From my understanding the 32nm process was really really bad at the start but got very very good by the time they moved to 28bulk (look at 8370E). BD isn't a speed racer design, it's integer pipeline is shorter then Intels, BD was just a bad target really, it wasn't what the market wanted and for some reason the modules are huge. Then add in all the glass jaws the design seemed to have and there was no redemption.
Part of that might be the lack of a uop cache, which allowed Intel's effective branch prediction penalty to appear shorter due to several stages dedicated to the full instruction fetch path being skipped. Even in the case of a uop cache miss, Sandy Bridge's mispredict penalty was ~17 cycles to Bulldozers 20 (or sometimes worse because it's Bulldozer).
More recent Intel cores do appear to have added more stages, although it's not talked about with much detail in public these days.
However, this is multiple nodes past 32nm, so despite the longer pipelines they've packed more hardware into the stages in a manner contrary to a conceptual speed racer that might have longer pipelines with much less in them.
In that respect, speed racer or speed demon may be something of a subjective measure or one based on context.
If traditional scaling from the time of the concept had continued (per Intel's Tejas plan), a speed racer would be clocking at a multiple of some of the suicide OC runs done with modern cores.
Elements such as using stages to help buy margin in certain functions at lower voltages or combating a lack of scaling in wire delay seem to encourage more stages, while transistor scaling lets those stages be fatter than would have been feasible for earlier nodes.
That said, I think it would be argued that BD wasn't a speed demon, although it did have elements that showed a preference for a higher range. It didn't skip a number of features like bypassing and had a decent amount of width in some areas, perhaps marking it as a troubled compromise after speed racer clocks were definitively ruled out, and maybe AMD aborted some ambitious design effort that would have been enabled by CMT.

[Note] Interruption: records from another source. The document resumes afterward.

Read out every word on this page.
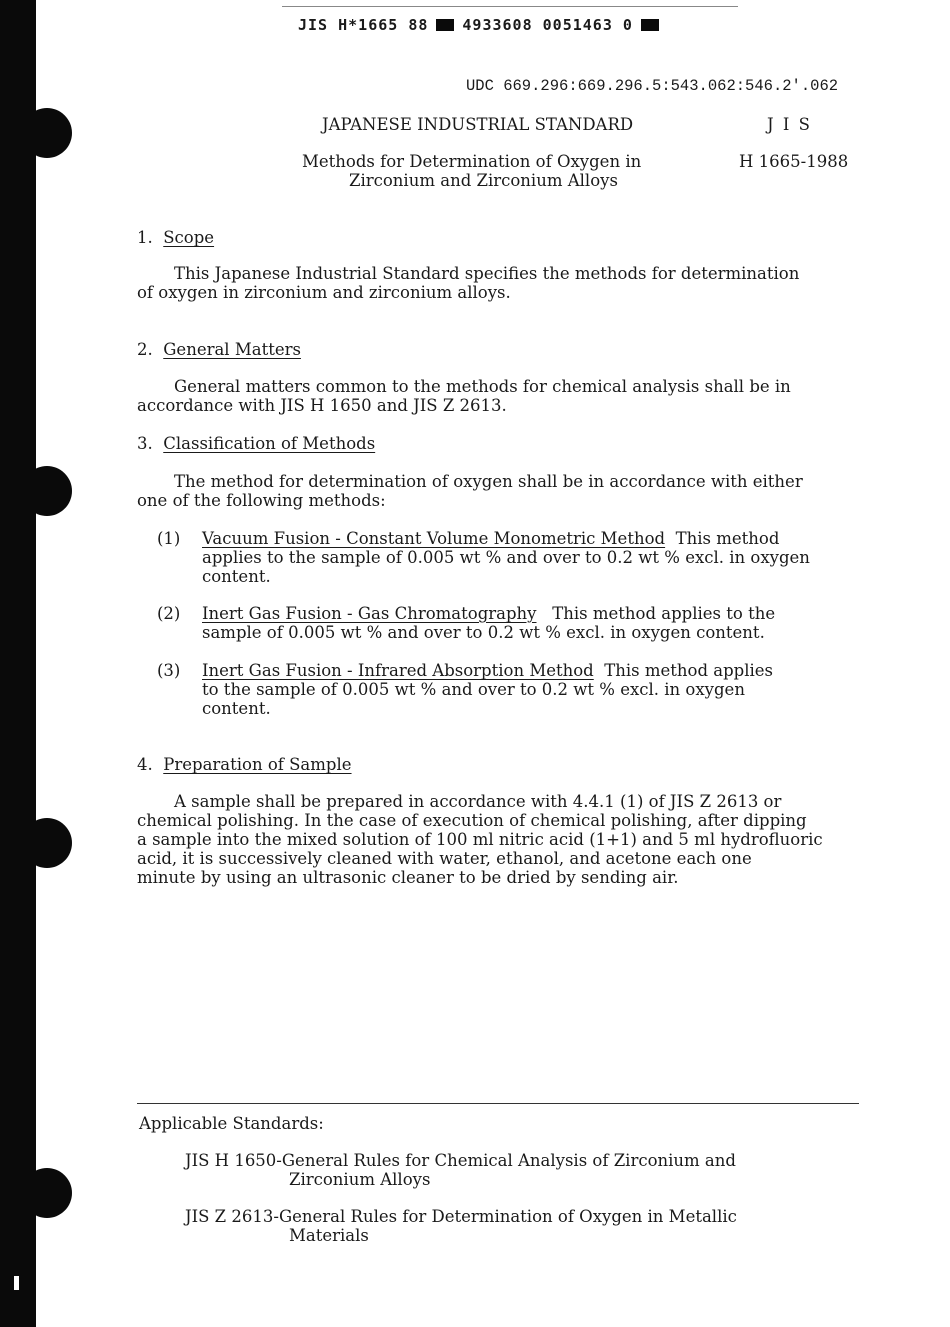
JIS H*1665 88 4933608 0051463 0
UDC 669.296:669.296.5:543.062:546.2'.062
JAPANESE INDUSTRIAL STANDARD	J I S
Methods for Determination of Oxygen in
Zirconium and Zirconium Alloys
H 1665-1988
1. Scope
This Japanese Industrial Standard specifies the methods for determination
of oxygen in zirconium and zirconium alloys.
2. General Matters
General matters common to the methods for chemical analysis shall be in
accordance with JIS H 1650 and JIS Z 2613.
3. Classification of Methods
The method for determination of oxygen shall be in accordance with either
one of the following methods:
(1) Vacuum Fusion - Constant Volume Monometric Method This method
applies to the sample of 0.005 wt % and over to 0.2 wt % excl. in oxygen
content.
(2) Inert Gas Fusion - Gas Chromatography This method applies to the
sample of 0.005 wt % and over to 0.2 wt % excl. in oxygen content.
(3) Inert Gas Fusion - Infrared Absorption Method This method applies
to the sample of 0.005 wt % and over to 0.2 wt % excl. in oxygen
content.
4. Preparation of Sample
A sample shall be prepared in accordance with 4.4.1 (1) of JIS Z 2613 or
chemical polishing. In the case of execution of chemical polishing, after dipping
a sample into the mixed solution of 100 ml nitric acid (1+1) and 5 ml hydrofluoric
acid, it is successively cleaned with water, ethanol, and acetone each one
minute by using an ultrasonic cleaner to be dried by sending air.
Applicable Standards:
JIS H 1650-General Rules for Chemical Analysis of Zirconium and
Zirconium Alloys
JIS Z 2613-General Rules for Determination of Oxygen in Metallic
Materials
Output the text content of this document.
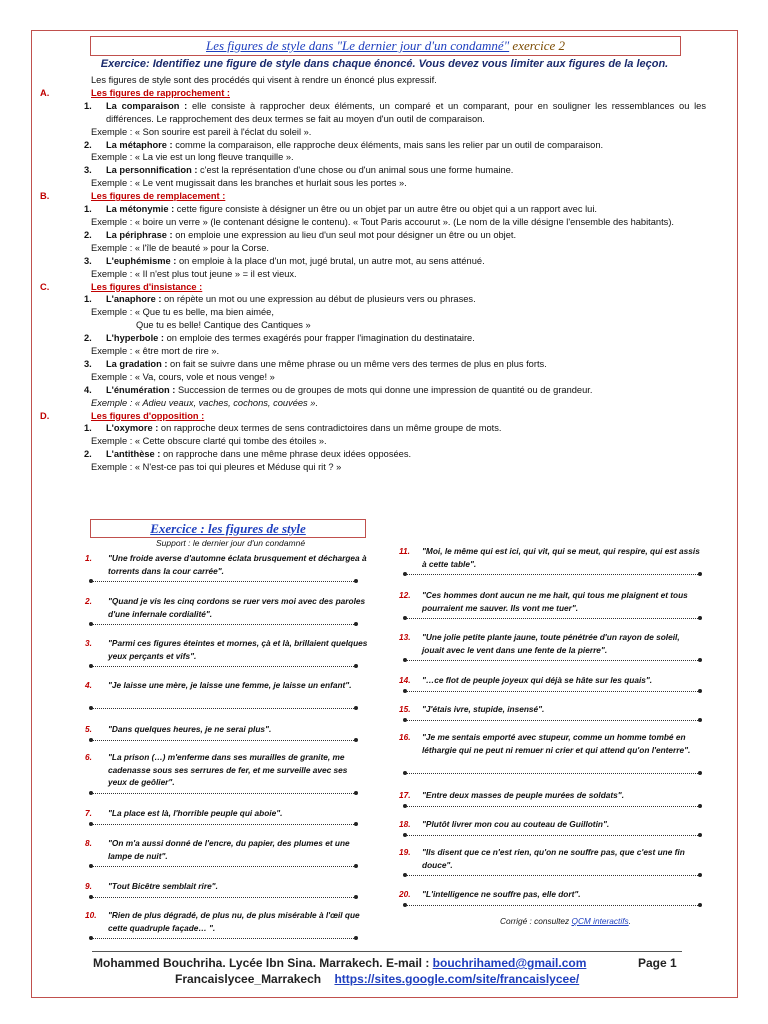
Les figures de style dans "Le dernier jour d'un condamné" exercice 2
Exercice: Identifiez une figure de style dans chaque énoncé. Vous devez vous limiter aux figures de la leçon.
Les figures de style sont des procédés qui visent à rendre un énoncé plus expressif.
A.	Les figures de rapprochement :
1. La comparaison : elle consiste à rapprocher deux éléments, un comparé et un comparant, pour en souligner les ressemblances ou les différences. Le rapprochement des deux termes se fait au moyen d'un outil de comparaison.
Exemple : « Son sourire est pareil à l'éclat du soleil ».
2. La métaphore : comme la comparaison, elle rapproche deux éléments, mais sans les relier par un outil de comparaison.
Exemple : « La vie est un long fleuve tranquille ».
3. La personnification : c'est la représentation d'une chose ou d'un animal sous une forme humaine.
Exemple : « Le vent mugissait dans les branches et hurlait sous les portes ».
B.	Les figures de remplacement :
1. La métonymie : cette figure consiste à désigner un être ou un objet par un autre être ou objet qui a un rapport avec lui.
Exemple : « boire un verre » (le contenant désigne le contenu). « Tout Paris accourut ». (Le nom de la ville désigne l'ensemble des habitants).
2. La périphrase : on emploie une expression au lieu d'un seul mot pour désigner un être ou un objet.
Exemple : « l'île de beauté » pour la Corse.
3. L'euphémisme : on emploie à la place d'un mot, jugé brutal, un autre mot, au sens atténué.
Exemple : « Il n'est plus tout jeune » = il est vieux.
C.	Les figures d'insistance :
1. L'anaphore : on répète un mot ou une expression au début de plusieurs vers ou phrases.
Exemple : « Que tu es belle, ma bien aimée,
Que tu es belle! Cantique des Cantiques »
2. L'hyperbole : on emploie des termes exagérés pour frapper l'imagination du destinataire.
Exemple : « être mort de rire ».
3. La gradation : on fait se suivre dans une même phrase ou un même vers des termes de plus en plus forts.
Exemple : « Va, cours, vole et nous venge! »
4. L'énumération : Succession de termes ou de groupes de mots qui donne une impression de quantité ou de grandeur.
Exemple : « Adieu veaux, vaches, cochons, couvées ».
D.	Les figures d'opposition :
1. L'oxymore : on rapproche deux termes de sens contradictoires dans un même groupe de mots.
Exemple : « Cette obscure clarté qui tombe des étoiles ».
2. L'antithèse : on rapproche dans une même phrase deux idées opposées.
Exemple : « N'est-ce pas toi qui pleures et Méduse qui rit ? »
Exercice : les figures de style
Support : le dernier jour d'un condamné
1. "Une froide averse d'automne éclata brusquement et déchargea à torrents dans la cour carrée".
2. "Quand je vis les cinq cordons se ruer vers moi avec des paroles d'une infernale cordialité".
3. "Parmi ces figures éteintes et mornes, çà et là, brillaient quelques yeux perçants et vifs".
4. "Je laisse une mère, je laisse une femme, je laisse un enfant".
5. "Dans quelques heures, je ne serai plus".
6. "La prison (…) m'enferme dans ses murailles de granite, me cadenasse sous ses serrures de fer, et me surveille avec ses yeux de geôlier".
7. "La place est là, l'horrible peuple qui aboie".
8. "On m'a aussi donné de l'encre, du papier, des plumes et une lampe de nuit".
9. "Tout Bicêtre semblait rire".
10. "Rien de plus dégradé, de plus nu, de plus misérable à l'œil que cette quadruple façade… ".
11. "Moi, le même qui est ici, qui vit, qui se meut, qui respire, qui est assis à cette table".
12. "Ces hommes dont aucun ne me hait, qui tous me plaignent et tous pourraient me sauver. Ils vont me tuer".
13. "Une jolie petite plante jaune, toute pénétrée d'un rayon de soleil, jouait avec le vent dans une fente de la pierre".
14. "…ce flot de peuple joyeux qui déjà se hâte sur les quais".
15. "J'étais ivre, stupide, insensé".
16. "Je me sentais emporté avec stupeur, comme un homme tombé en léthargie qui ne peut ni remuer ni crier et qui attend qu'on l'enterre".
17. "Entre deux masses de peuple murées de soldats".
18. "Plutôt livrer mon cou au couteau de Guillotin".
19. "Ils disent que ce n'est rien, qu'on ne souffre pas, que c'est une fin douce".
20. "L'intelligence ne souffre pas, elle dort".
Corrigé : consultez QCM interactifs.
Mohammed Bouchriha. Lycée Ibn Sina. Marrakech. E-mail : bouchrihamed@gmail.com	Page 1
Francaislycee_Marrakech https://sites.google.com/site/francaislycee/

The funny thing is CON cores Fmax is caused by the L2 cache, give how bloodly slow that thing is (in cycles for accesses) i bet no one saw that comming....lol
I saw some discussion with third-hand conversations saying that the L2 array engineers were pretty insistent that their portion was fast enough. There was something that just didn't work out with BD in any concurrent memory access scenario, either between cores in a module or between modules.